Red Sox

Why Alex Cora has ‘hope’ in Trevor Story returning at some point during the 2023 season

Story took a positive step in his rehab after having offseason elbow surgery.

Trevor Story fielded groundballs for the first time since his surgery in January on Thursday. Jim Davis/Globe Staff

It’s likely that Trevor Story will miss most, if not all, of the 2023 season after having offseason surgery on the UCL ligament in his throwing elbow, but that isn’t stopping the Red Sox from being hopeful that he’ll return.

A reason for the Red Sox to be optimistic that Story can return in the second half of the season emerged Thursday. Story took part in the team’s workouts that day at Fort Myers, where he fielded groundballs for the first time since his surgery in January. 

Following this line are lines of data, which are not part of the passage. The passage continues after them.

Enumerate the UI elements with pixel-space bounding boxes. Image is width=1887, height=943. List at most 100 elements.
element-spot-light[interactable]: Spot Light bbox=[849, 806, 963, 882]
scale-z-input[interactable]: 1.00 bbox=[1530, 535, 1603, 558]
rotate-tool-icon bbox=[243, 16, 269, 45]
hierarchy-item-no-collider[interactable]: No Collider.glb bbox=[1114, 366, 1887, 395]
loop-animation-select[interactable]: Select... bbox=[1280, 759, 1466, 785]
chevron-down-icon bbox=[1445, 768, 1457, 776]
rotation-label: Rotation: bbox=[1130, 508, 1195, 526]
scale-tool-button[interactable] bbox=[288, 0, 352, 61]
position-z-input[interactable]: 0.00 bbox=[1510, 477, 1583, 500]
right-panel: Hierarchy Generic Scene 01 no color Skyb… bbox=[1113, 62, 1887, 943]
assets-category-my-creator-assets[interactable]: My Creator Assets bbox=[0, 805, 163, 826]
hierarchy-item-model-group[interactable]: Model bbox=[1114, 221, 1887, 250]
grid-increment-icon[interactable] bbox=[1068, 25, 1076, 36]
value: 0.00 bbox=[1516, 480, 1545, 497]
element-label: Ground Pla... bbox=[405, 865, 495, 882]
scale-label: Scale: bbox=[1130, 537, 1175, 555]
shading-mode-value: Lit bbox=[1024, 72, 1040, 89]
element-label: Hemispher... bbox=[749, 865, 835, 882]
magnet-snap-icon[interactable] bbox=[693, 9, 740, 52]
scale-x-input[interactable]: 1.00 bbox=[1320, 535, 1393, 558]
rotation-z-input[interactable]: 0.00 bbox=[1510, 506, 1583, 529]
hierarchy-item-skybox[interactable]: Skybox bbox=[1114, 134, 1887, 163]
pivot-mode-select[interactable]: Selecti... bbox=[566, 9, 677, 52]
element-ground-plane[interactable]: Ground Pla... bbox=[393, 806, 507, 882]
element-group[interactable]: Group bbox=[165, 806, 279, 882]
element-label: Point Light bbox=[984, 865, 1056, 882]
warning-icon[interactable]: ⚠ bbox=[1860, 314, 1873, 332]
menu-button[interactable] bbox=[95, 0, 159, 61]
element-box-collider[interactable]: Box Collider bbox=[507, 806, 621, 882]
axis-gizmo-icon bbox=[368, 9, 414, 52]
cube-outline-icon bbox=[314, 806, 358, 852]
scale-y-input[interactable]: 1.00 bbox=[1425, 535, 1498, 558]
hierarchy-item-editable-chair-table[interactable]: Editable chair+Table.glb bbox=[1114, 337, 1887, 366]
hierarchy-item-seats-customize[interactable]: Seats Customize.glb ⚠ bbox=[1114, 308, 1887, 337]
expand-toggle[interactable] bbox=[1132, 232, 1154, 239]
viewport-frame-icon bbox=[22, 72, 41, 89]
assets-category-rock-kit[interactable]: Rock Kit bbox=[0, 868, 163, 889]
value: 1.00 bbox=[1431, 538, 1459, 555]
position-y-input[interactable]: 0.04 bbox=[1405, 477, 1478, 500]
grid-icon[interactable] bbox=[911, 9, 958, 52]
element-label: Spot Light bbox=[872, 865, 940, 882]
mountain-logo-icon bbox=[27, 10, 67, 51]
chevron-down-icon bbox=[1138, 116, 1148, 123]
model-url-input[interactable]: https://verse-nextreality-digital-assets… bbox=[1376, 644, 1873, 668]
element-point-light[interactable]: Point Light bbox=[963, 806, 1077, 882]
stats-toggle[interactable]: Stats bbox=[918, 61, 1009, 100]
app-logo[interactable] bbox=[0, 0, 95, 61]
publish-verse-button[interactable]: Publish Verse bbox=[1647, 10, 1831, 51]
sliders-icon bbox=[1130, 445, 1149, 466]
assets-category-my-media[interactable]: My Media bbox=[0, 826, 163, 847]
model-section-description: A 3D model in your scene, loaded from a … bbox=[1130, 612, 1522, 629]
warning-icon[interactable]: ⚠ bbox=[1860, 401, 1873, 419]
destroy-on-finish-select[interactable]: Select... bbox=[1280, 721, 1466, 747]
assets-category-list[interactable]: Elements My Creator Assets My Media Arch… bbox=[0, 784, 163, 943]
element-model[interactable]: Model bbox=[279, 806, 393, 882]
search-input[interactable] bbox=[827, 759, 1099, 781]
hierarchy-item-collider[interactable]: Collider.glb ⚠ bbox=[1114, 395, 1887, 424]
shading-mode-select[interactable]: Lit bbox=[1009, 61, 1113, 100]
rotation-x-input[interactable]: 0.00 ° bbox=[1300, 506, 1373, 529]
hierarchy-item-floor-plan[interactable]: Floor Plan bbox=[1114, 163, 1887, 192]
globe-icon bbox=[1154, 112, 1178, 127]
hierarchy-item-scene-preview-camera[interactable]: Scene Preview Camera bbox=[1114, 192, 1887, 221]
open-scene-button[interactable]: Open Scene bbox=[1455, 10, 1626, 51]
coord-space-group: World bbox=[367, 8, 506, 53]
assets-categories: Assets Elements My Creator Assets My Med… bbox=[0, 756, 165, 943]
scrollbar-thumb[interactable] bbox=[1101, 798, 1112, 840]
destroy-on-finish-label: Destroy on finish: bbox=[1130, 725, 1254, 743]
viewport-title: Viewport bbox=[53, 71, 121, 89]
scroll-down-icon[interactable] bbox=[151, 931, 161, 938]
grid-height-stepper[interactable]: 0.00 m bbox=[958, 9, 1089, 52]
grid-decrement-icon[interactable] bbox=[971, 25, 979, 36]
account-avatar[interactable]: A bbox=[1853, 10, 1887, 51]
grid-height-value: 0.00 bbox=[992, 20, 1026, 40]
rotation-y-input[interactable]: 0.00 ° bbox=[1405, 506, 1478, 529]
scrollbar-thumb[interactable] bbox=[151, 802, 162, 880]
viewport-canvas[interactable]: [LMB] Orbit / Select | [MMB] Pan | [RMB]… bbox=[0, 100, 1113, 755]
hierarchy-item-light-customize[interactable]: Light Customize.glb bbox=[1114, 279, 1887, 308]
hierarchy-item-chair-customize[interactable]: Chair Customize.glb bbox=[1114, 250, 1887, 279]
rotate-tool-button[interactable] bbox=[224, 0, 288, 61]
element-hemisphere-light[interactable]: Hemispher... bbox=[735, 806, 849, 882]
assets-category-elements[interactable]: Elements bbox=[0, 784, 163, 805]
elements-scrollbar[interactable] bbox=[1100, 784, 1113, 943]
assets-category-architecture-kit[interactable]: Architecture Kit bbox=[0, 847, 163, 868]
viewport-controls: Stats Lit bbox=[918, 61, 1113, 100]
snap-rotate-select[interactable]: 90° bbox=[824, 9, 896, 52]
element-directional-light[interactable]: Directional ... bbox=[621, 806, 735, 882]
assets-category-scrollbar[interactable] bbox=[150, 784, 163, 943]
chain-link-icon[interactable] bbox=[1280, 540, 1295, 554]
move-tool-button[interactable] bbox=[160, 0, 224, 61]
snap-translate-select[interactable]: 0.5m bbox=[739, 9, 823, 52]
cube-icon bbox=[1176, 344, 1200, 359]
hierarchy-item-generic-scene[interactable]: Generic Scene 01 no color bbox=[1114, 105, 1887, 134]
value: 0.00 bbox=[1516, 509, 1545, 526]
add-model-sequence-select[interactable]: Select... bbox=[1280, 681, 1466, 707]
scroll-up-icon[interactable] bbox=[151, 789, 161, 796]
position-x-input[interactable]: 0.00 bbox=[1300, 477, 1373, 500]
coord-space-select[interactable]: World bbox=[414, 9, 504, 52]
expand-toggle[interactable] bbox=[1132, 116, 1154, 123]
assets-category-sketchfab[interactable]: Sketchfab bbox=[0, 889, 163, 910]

Red Sox manager Alex Cora explained why Story’s workout Thursday was a very positive development. 


“It gives you hope,” Cora told’s Ian Browne. “If he’s not thinking about [playing] this year, then why take ground balls so soon? He wants to be a baseball player, just like everybody else. He’s engaged and he’s excited. To take that step, it means a lot. That’s a good first step.”

Cora told Browne that Story’s been “involved” with the team during meetings and the like as he’s rehabbed in camp. 

Cora also mentioned how taking the field will make Story’s days “a little bit more fun” as he breaks up the usual rehab routine. Story admitted that was the case for him.

“It’s huge,” Story told Browne on Friday. “You get to that point where you feel like just a rehabber. To get out in the field and take ground balls and feel more like a baseball player is really good, something I’ve been looking forward to. It’s something small in the grand scheme of things, but in the progression it’s big. It was a good day yesterday.”


Story, who signed a six-year, $140 million deal with the Red Sox ahead of the 2022 season, didn’t have the best first year in Boston. He hit .238 with a .737 OPS, 16 homers, and 66 RBIs in 94 games as he missed time due to hand and heel injuries.

It was also his first season playing at second base, and while he fielded the ball well (he only had six errors), concerns about his arm strength continued. Story’s average velocity in 2021, when he played shortstop with the Rockies, was 79.1 mph, ranking 52nd of the 58 shortstops that qualified, according to Statcast. Last season, that number dipped to 76.1 mph, which was 61st among the 70 second basemen that qualified.

It was presumed that Story would return to his natural position at shortstop in 2023 following the departure of Xander Bogaerts. For now, the Red Sox have trotted Kiké Hernández.out there to play the position in spring training and traded for Adalberto Mondesi from the Royals, who is also rehabbing from an injury.